Рубеж XIX-XX вв. стал временем умственного брожения, религиозных, эстетических поисков, пробуждения острого интереса различных групп общества к политическим и социальным рецептам обновления жизни. Г.Г. Белостоцкий писал в 1903 г.: «Подобно тому как в давно прошедшие времена все стремления сводились к исканию и достижению общего религиозного идеала, так теперь человечество обуреваемо помыслами и исканиями идеала общественной жизни. Все наше время находится в полной зависимости от социальных идей...». «Кажется, в новой истории не было эпохи, -вспоминал Ф.А. Степун, - в которой дух времени с такой безапелляционною силою побеждал бы все субъективные наклонности людей, как то имело место в русской интеллигентской среде в конце 19-го и в начале 20-го веков»8.
Конец XIX в. - время мировоззренческого «обвала» для многих деятелей русской культуры: П.А. Флоренского, М.М. Пришвина, С.Н. Булгакова. Ими подвергаются радикальному переосмыслению представления об истории и прогрессе, политике и религии, Западе и Востоке.
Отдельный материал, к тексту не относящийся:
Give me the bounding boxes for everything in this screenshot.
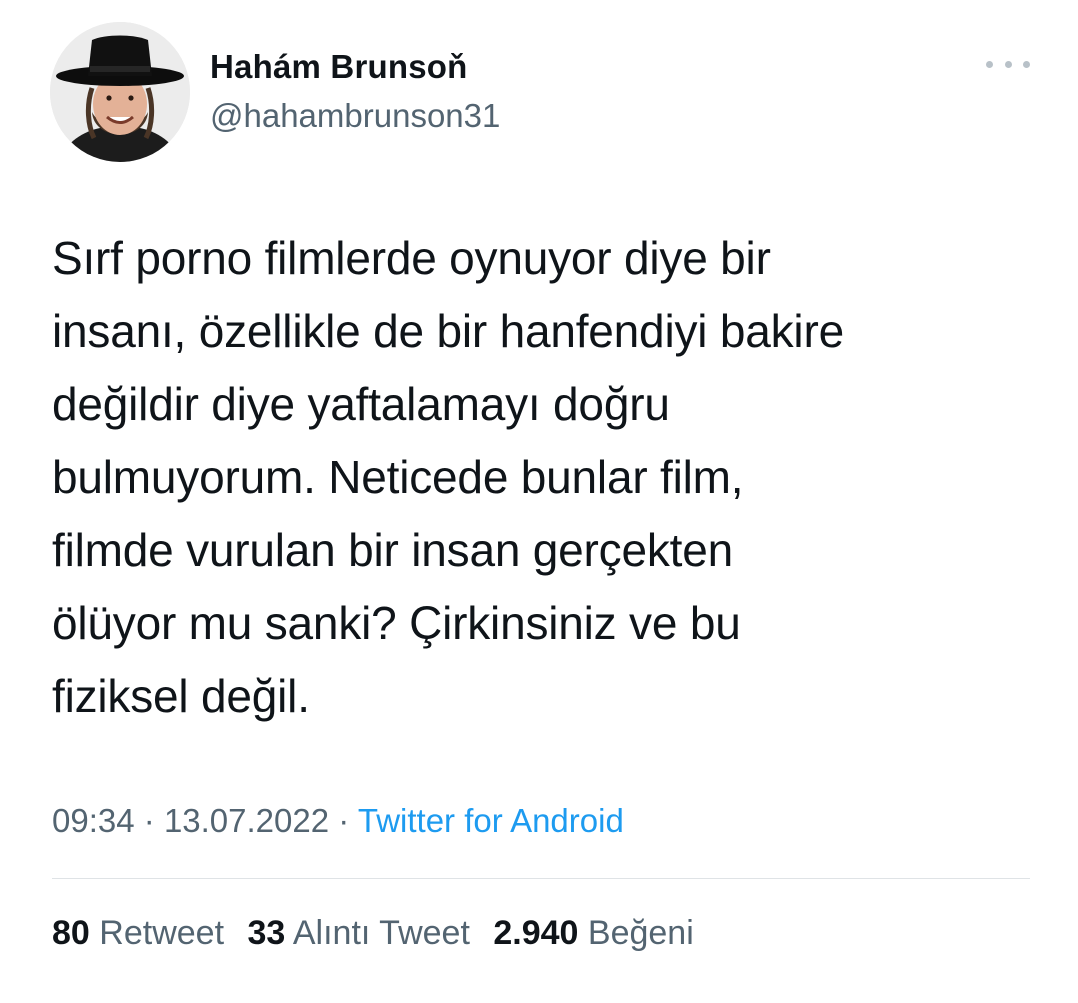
author-display-name[interactable]: Hahám Brunsoň: [210, 48, 467, 86]
tweet-time[interactable]: 09:34: [52, 802, 135, 839]
meta-separator: ·: [143, 802, 155, 839]
quotes-count: 33: [247, 914, 286, 952]
quotes-label: Alıntı Tweet: [292, 914, 470, 952]
tweet-text: Sırf porno filmlerde oynuyor diye bir in…: [52, 232, 844, 722]
likes-label: Beğeni: [587, 914, 694, 952]
more-dot: [1004, 60, 1012, 68]
more-dot: [986, 60, 993, 68]
avatar[interactable]: [50, 22, 190, 162]
more-options-icon[interactable]: [986, 52, 1030, 76]
tweet-source-link[interactable]: Twitter for Android: [358, 802, 624, 839]
likes-count: 2.940: [493, 914, 579, 952]
quotes-stat[interactable]: 33 Alıntı Tweet: [247, 914, 469, 952]
likes-stat[interactable]: 2.940 Beğeni: [493, 914, 693, 952]
author-handle[interactable]: @hahambrunson31: [210, 97, 500, 135]
tweet-stats: 80 Retweet 33 Alıntı Tweet 2.940 Beğeni: [52, 914, 708, 953]
tweet-meta: 09:34 · 13.07.2022 · Twitter for Android: [52, 802, 624, 840]
retweets-count: 80: [52, 914, 90, 952]
tweet-card: Hahám Brunsoň @hahambrunson31 Sırf porno…: [0, 0, 1078, 1003]
more-dot: [1023, 60, 1030, 68]
retweets-label: Retweet: [99, 914, 225, 952]
divider: [52, 878, 1030, 879]
retweets-stat[interactable]: 80 Retweet: [52, 914, 224, 952]
meta-separator: ·: [338, 802, 350, 839]
avatar-image: [50, 22, 190, 162]
tweet-date[interactable]: 13.07.2022: [164, 802, 329, 839]
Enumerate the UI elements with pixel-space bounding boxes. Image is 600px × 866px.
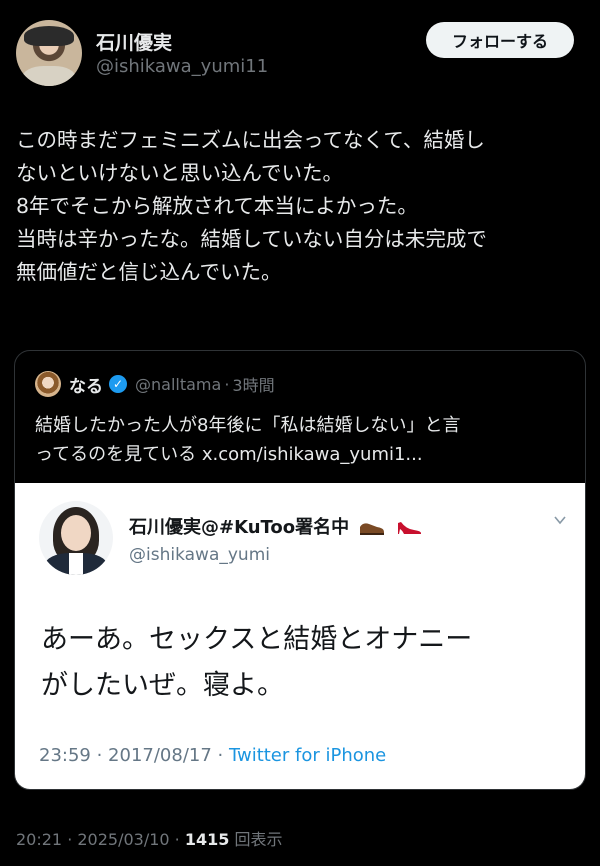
quoted-author-name: なる bbox=[69, 376, 103, 397]
quoted-tweet-header: なる ✓ @nalltama · 3時間 bbox=[35, 371, 275, 397]
tweet-line: この時まだフェミニズムに出会ってなくて、結婚し bbox=[16, 128, 485, 152]
quoted-tweet-line: 結婚したかった人が8年後に「私は結婚しない」と言 bbox=[35, 415, 461, 436]
avatar-face bbox=[61, 515, 91, 551]
embedded-author-handle: @ishikawa_yumi bbox=[129, 545, 270, 565]
views-count: 1415 bbox=[184, 830, 230, 849]
embedded-author-name: 石川優実@#KuToo署名中 bbox=[129, 517, 350, 538]
tweet-line: 無価値だと信じ込んでいた。 bbox=[16, 260, 282, 284]
quoted-tweet-card[interactable]: なる ✓ @nalltama · 3時間 結婚したかった人が8年後に「私は結婚し… bbox=[14, 350, 586, 790]
avatar-shirt bbox=[22, 66, 76, 86]
chevron-down-icon bbox=[554, 516, 566, 525]
tweet-text: この時まだフェミニズムに出会ってなくて、結婚し ないといけないと思い込んでいた。… bbox=[16, 124, 586, 289]
author-handle[interactable]: @ishikawa_yumi11 bbox=[96, 56, 268, 77]
quoted-tweet-time: 3時間 bbox=[232, 376, 275, 395]
quoted-tweet-text: 結婚したかった人が8年後に「私は結婚しない」と言 ってるのを見ている x.com… bbox=[35, 411, 575, 469]
tweet-line: ないといけないと思い込んでいた。 bbox=[16, 161, 343, 185]
quoted-author-handle: @nalltama bbox=[135, 374, 222, 394]
avatar-hat bbox=[24, 26, 74, 46]
embedded-author-name-row: 石川優実@#KuToo署名中 bbox=[129, 513, 422, 539]
embedded-tweet-line: あーあ。セックスと結婚とオナニー bbox=[41, 624, 473, 655]
separator-dot: · bbox=[224, 374, 230, 394]
tweet-line: 当時は辛かったな。結婚していない自分は未完成で bbox=[16, 227, 487, 251]
embedded-tweet-image[interactable]: 石川優実@#KuToo署名中 @ishikawa_yumi あーあ。セックスと結… bbox=[15, 483, 585, 789]
embedded-tweet-text: あーあ。セックスと結婚とオナニー がしたいぜ。寝よ。 bbox=[41, 617, 571, 709]
tweet-footer: 20:21 · 2025/03/10 · 1415 回表示 bbox=[16, 826, 282, 850]
embedded-author-avatar bbox=[39, 501, 113, 575]
embedded-tweet-line: がしたいぜ。寝よ。 bbox=[41, 670, 284, 701]
tweet-line: 8年でそこから解放されて本当によかった。 bbox=[16, 194, 418, 218]
avatar-collar bbox=[69, 553, 83, 575]
tweet-timestamp[interactable]: 20:21 · 2025/03/10 · bbox=[16, 830, 185, 849]
brown-shoe-icon bbox=[360, 523, 385, 535]
author-avatar[interactable] bbox=[16, 20, 82, 86]
embedded-tweet-source: Twitter for iPhone bbox=[228, 745, 387, 766]
quoted-tweet-line: ってるのを見ている x.com/ishikawa_yumi1... bbox=[35, 444, 423, 465]
embedded-tweet-time: 23:59 · 2017/08/17 · bbox=[39, 745, 229, 766]
embedded-tweet-meta: 23:59 · 2017/08/17 · Twitter for iPhone bbox=[39, 745, 386, 766]
red-heel-icon bbox=[397, 522, 421, 534]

Именно в эти годы начинается движение целого поколения мыслителей «от марксизма к идеализму». Это было время смены поколений на философском и художественном Олимпе России: завершалась эпоха Д.В. Григоровича и Я.П.
Полонского - начинался взлет М. Горького, Л. Андреева, В.В. Розанова, символистов. Любопытно, что в те же годы среди западной художественной элиты рождается увлечение русофильством. Именно на самом излете XIX в. на всю жизнь «заболевает» Россией великий поэт Австрии P.M. Рильке.
Из последнего десятилетия XIX в. особо выделим 1899 г. - одну из самых насыщенных событиями дат российской истории. Факты эти разноипостасны, разномасштабны, но одинаково важны для воссоздания атмосферы эпохи. Наряду с Пушкинскими торжествами выделим такие события 1899-го года, как созыв по инициативе Николая II мирной конференции в Гааге и введение конвертируемого золотого рубля, лишение особых прав Финляндского великого княжества и начало второй волны эсеровского террора, выход журнала «Мир искусства» и появление русского перевода знаменитого трактата Ф. Ницше «Так говорил Заратустра», переход В.В. Розанова на работу в «Новое время» и ослабление цензурного гнета, студенческие волнения в университетских центрах России и объявление наследником престола великого князя Михаила Александровича, эмиграция в Канаду нескольких тысяч русских духоборов при финансовом содействии Л.Н. Толстого и знаменитое дело А. Дрейфуса, вызвавшее сотни откликов среди российской интеллигенции. С.С. Ольденбург совершенно оправданно назвал 1899-й «знаменательным годом»9.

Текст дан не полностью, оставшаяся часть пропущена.